Τα αποσπάσματα είναι από το πάρα πολύ ενδιαφέρον βιβλίο του Terry Eagleton, "Culture", Yale University Press, 2016.
'Culture' is an exceptionally complex word ... but four major senses of it stand out. It can mean (1) a body of artistic and intellectual work; (2) a process of spiritual and intellectual developments; (3) the values, customs, beliefs and symbolic practices by which men and women live; or (4) a whole way of life. (p. 1)
It is industrial civilisation, ..., which helps to bring the idea of culture to birth. The word 'culture' did not become widely current until the nineteenth century. The more everyday experience seems soulless and impoverished, the more an ideal of culture is promoted by way of contrast. The more crassly materialistic civilization grows, the more exalted and otherworldly culture appears. Middle-class citizens of Berlin and Vienna began to dream of the unblemished organic society of ancient Greece. Culture and civilisation now seemed to be at loggerheads. The former is a Romantic concept, while the latter belongs to the language of Enlightenment. (p. 10-11)

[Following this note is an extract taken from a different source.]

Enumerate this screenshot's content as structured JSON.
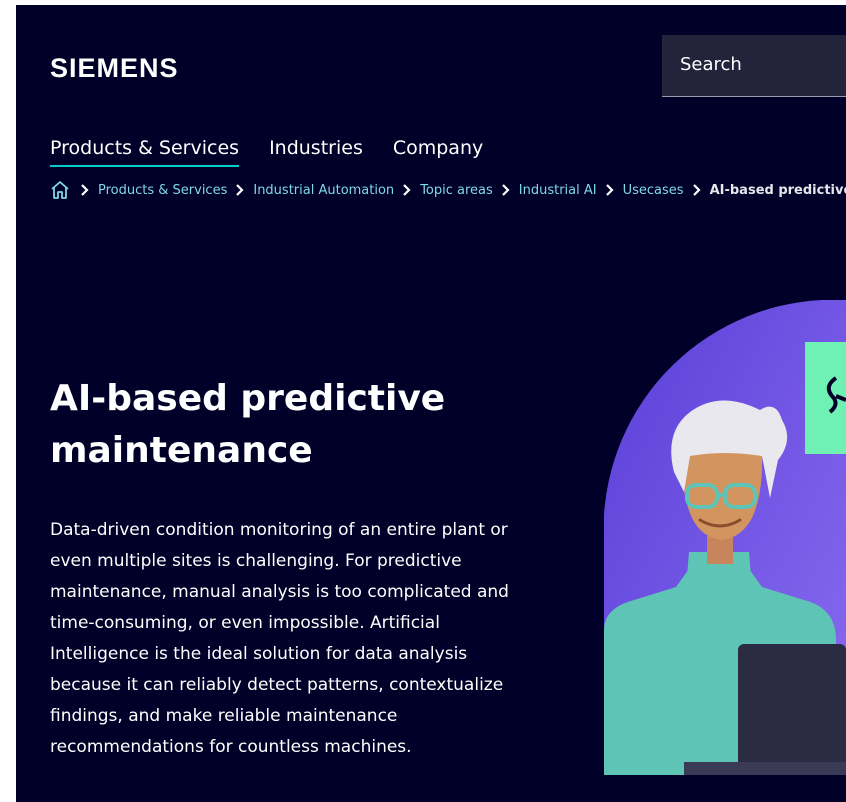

As an idea, civilisation clips together the material and the spiritual. It tells us that there are a lot of sizeable buildings, ingenious facilities and elaborate organizations around, while also suggesting that all this tends to enhance our moral well-being. The notion of civilisation is, among other things, a judgement on people who are ill-starred enough not to have public libraries, central heating, Charlie Sheen or Cruise missiles. Instead, they inhabit something called a culture, which may mean that they have not yet evolved to the stage of wearing suits or skirts. Yet this is not always judged a defect. Oswald Spengler argues in The Decline of the West that all cultures eventually petrify and externalise themselves into civilisations, which suggests a decline from the organic to the mechanical. (p. 15)
Οι φωτογραφίες είναι σημερινές, από κάποια σημεία στο Κολωνάκι.